I dati Istat delineano un quadro chiaro e preoccupante: l’82% delle persone tra i 15 e i 70 anni hanno subìto, almeno una volta nella vita, molestie sul luogo di lavoro. Soprattutto le donne. Un dato che diventa ancora più allarmante se si pensa alla paura che una lavoratrice possa provare ogni qualvolta si reca sul proprio posto di lavoro, con l’angoscia semmai di incontrare un ipotetico collega che con i suoi atteggiamenti potrebbe creare non poco disagio. È giusto doversi sentire inadeguate perché oggetto di interesse molesto? No, non lo è. La risposta è semplice ma non per questo banale. Le storie di molestie o violenze, purtroppo, sono antiche quanto il mondo e il fenomeno non accenna purtroppo a placarsi.
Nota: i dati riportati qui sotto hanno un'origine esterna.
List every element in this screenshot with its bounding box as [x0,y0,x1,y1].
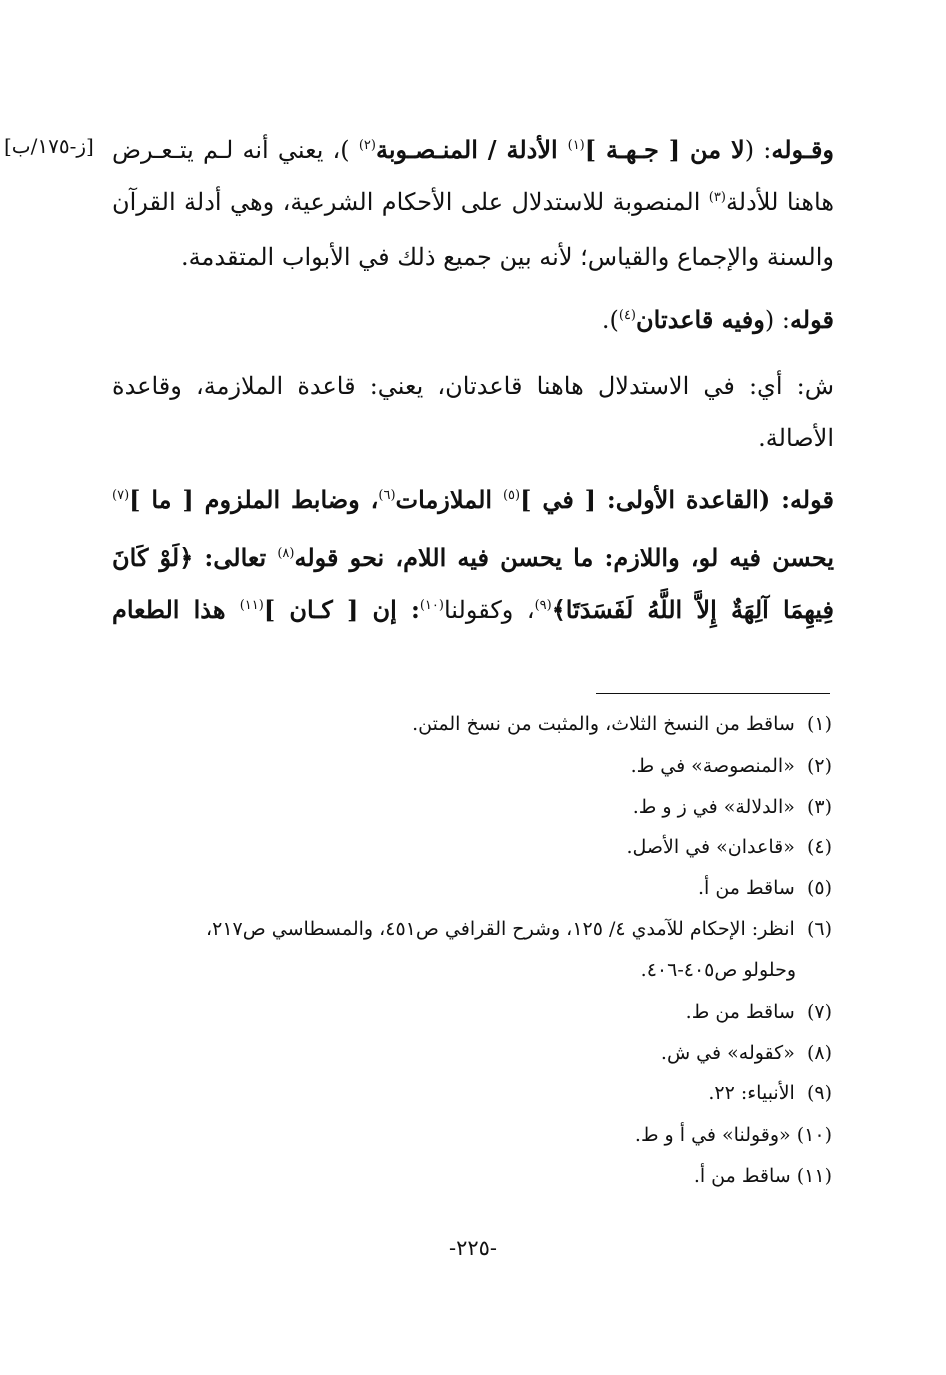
footnote-7 [686,997,832,1027]
footnote-9 [708,1078,832,1108]
p4-line2-b: تعالى: ﴿لَوْ كَانَ [112,543,278,572]
p4-verse: فِيهِمَا آلِهَةٌ إِلاَّ اللَّهُ لَفَسَدَتَا﴾ [551,595,835,624]
footnote-number: (١٠) [796,1124,832,1146]
footnote-number: (١١) [796,1165,832,1187]
footnote-text: «المنصوصة» في ط. [630,755,795,777]
footnote-text: «وقولنا» في أ و ط. [634,1124,791,1146]
p4-line2-a: يحسن فيه لو، واللازم: ما يحسن فيه اللام، نحو قوله [294,543,834,572]
p3-line1: ش: أي: في الاستدلال هاهنا قاعدتان، يعني: قاعدة الملازمة، وقاعدة [112,372,834,400]
p1-line2-a: هاهنا للأدلة [725,188,835,216]
footnote-4 [627,832,833,862]
footnote-8 [661,1038,832,1068]
footnote-text: ساقط من أ. [697,877,795,899]
p4-line3-c: : إن [ كـان ] [263,595,420,624]
footnote-text: «قاعدان» في الأصل. [626,836,795,858]
p2-colon: : ( [764,306,790,334]
footnote-2 [631,751,832,781]
p1-quote-a: لا من [ جـهـة ] [584,135,745,164]
page-number: -٢٢٥- [448,1236,498,1260]
fn-marker-11: (١١) [239,598,264,613]
footnote-6-continued: وحلولو ص٤٠٥-٤٠٦. [640,959,796,981]
fn-marker-2: (٢) [358,138,376,153]
p4-label: قوله [789,485,834,514]
footnote-number: (٤) [806,836,832,858]
fn-marker-9: (٩) [534,598,552,613]
fn-marker-5: (٥) [502,488,521,503]
p1-line1 [112,130,834,170]
footnote-text: ساقط من أ. [693,1165,791,1187]
p4-quote-a: : (القاعدة الأولى: [ في ] [520,485,790,514]
footnote-text: «الدلالة» في ز و ط. [632,796,795,818]
footnote-text: انظر: الإحكام للآمدي ٤/ ١٢٥، وشرح القرافي ص٤٥١، والمسطاسي ص٢١٧، [206,918,795,940]
p1-line2 [112,182,834,222]
p2-quote: وفيه قاعدتان [636,305,765,334]
footnote-text: «كقوله» في ش. [660,1042,795,1064]
p1-line1-end: )، يعني أنه لـم يتـعـرض [112,136,359,164]
p4-line3-d: هذا الطعام [112,595,240,624]
fn-marker-7: (٧) [112,488,130,503]
footnote-number: (٨) [806,1042,832,1064]
p4-quote-b: الملازمات [395,485,503,514]
footnote-number: (٢) [806,755,832,777]
p3-line2: الأصالة. [758,424,834,452]
footnote-1 [412,709,832,739]
footnote-5 [698,873,832,903]
p4-line2 [112,538,834,578]
fn-marker-6: (٦) [378,488,396,503]
fn-marker-3: (٣) [708,190,726,205]
p1-quote-b: الأدلة / المنـصـوبة [375,135,568,164]
footnote-text: ساقط من ط. [685,1001,795,1023]
fn-marker-1: (١) [567,138,585,153]
footnote-11 [694,1161,832,1191]
fn-marker-4: (٤) [618,308,636,323]
footnote-text: الأنبياء: ٢٢. [708,1082,795,1104]
footnote-number: (٧) [806,1001,832,1023]
footnote-3 [633,792,832,822]
margin-reference: [ز-١٧٥/ب] [4,134,94,158]
footnote-number: (١) [806,713,832,735]
p4-line3 [112,590,834,630]
p2-label: قوله [789,305,834,334]
footnote-number: (٣) [806,796,832,818]
p1-label: وقـوله [771,135,835,164]
footnote-separator [596,693,830,694]
p1-line2-b: المنصوبة للاستدلال على الأحكام الشرعية، وهي أدلة القرآن [112,188,709,216]
footnote-number: (٩) [806,1082,832,1104]
p4-quote-c: ، وضابط الملزوم [ ما ] [129,485,379,514]
footnote-number: (٥) [806,877,832,899]
fn-marker-8: (٨) [277,546,295,561]
p4-line3-b: ، وكقولنا [443,596,535,624]
p2-line1 [602,300,834,340]
footnote-6 [206,914,832,944]
fn-marker-10: (١٠) [419,598,444,613]
footnote-10 [635,1120,832,1150]
p1-colon: : ( [744,136,772,164]
p4-line1 [112,480,834,520]
footnote-text: ساقط من النسخ الثلاث، والمثبت من نسخ المتن. [412,713,795,735]
p1-line3: والسنة والإجماع والقياس؛ لأنه بين جميع ذلك في الأبواب المتقدمة. [181,243,834,271]
footnote-number: (٦) [806,918,832,940]
p2-end: ). [601,306,619,334]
Mesi fa, in un articolo, una giornalista ha riportato su carta la sua esperienza personale: dopo quasi vent’anni ha raccontato di un episodio di molestia di cui è stata vittima. Desiderosa di fare un reportage in Siria, la giornalista incontrò in un bar un capo redattore che sembrava interessato al suo viaggio a Damasco. L’indomani la giovane, all’epoca dei fatti venticinquenne, ricevette un’email contenente apprezzamenti su quanto fosse sensuale il tatuaggio che aveva sulla caviglia destra. Appena letta l’email, nella sua testa si affollarono mille pensieri. Iniziò a chiedersi se fosse stata ambigua, se l’abito che indossava fosse stato troppo corto. Nei mesi successivi seguirono altre email con frasi ancora più inequivocabili. Decise così di non rivederlo e l’articolo non venne mai pubblicato. Le storie di molestie sono sempre diverse, ma in ogni storia si innesca sempre lo stesso meccanismo: il senso di colpa, il senso di inadeguatezza. Per aver fatto cosa? Nulla. E le emozioni, dinanzi a queste storie, sono sempre di sgomento, impotenza ma allo stesso tempo pervade un forte desiderio di rivalsa, di fare qualcosa per cambiare il corso degli eventi.

Negli ultimi mesi, il Coordinamento Pari Opportunità della UILTrasporti Campania ha ricevuto diverse segnalazioni da parte di lavoratrici insidiate da uomini sul luogo di lavoro, attraverso atteggiamenti inopportuni, parole offensive, sguardi non graditi. Le denunce presentate restituiscono uno spaccato di vita quotidiana in cui prepotentemente emergono “maschi” che recitano ruoli di potere e prevaricazione generando paure, ansie e timori nelle vittime di turno, che dovrebbero vivere in un ambiente sereno. Essere predisposti all’ascolto attivo è il primo passo per tendere la mano, il dialogo è uno strumento potente per trasformare la voce in azione concreta. Quando si vivono situazioni spiacevoli in ambito lavorativo è importante rivolgersi ai Coordinamenti Pari Opportunità, farlo pensando che non si è mai soli. Gli interventi vengono attivati dopo aver esaminato attentamente la situazione, con l’obiettivo di garantire il benessere psicologico di ogni lavoratore. Il senso di inadeguatezza che sembra marchiarci quando ci troviamo in situazioni che sfuggono alla nostra volontà non può e non deve impedirci di parlare, di denunciare, di intervenire per cambiare il corso degli eventi. Il cambiamento si verifica quando facciamo un primo passo, per procedere oltre quel buio che pare risucchiarci. Quando con tutte le nostre forze quel passo ci porta anche solo un centimetro oltre dove eravamo, significa che qualcosa sta cambiando. Accogliamo l’invito di Gandhi quando ci chiede di essere il cambiamento che vogliamo vedere nel mondo. Insieme possiamo farlo.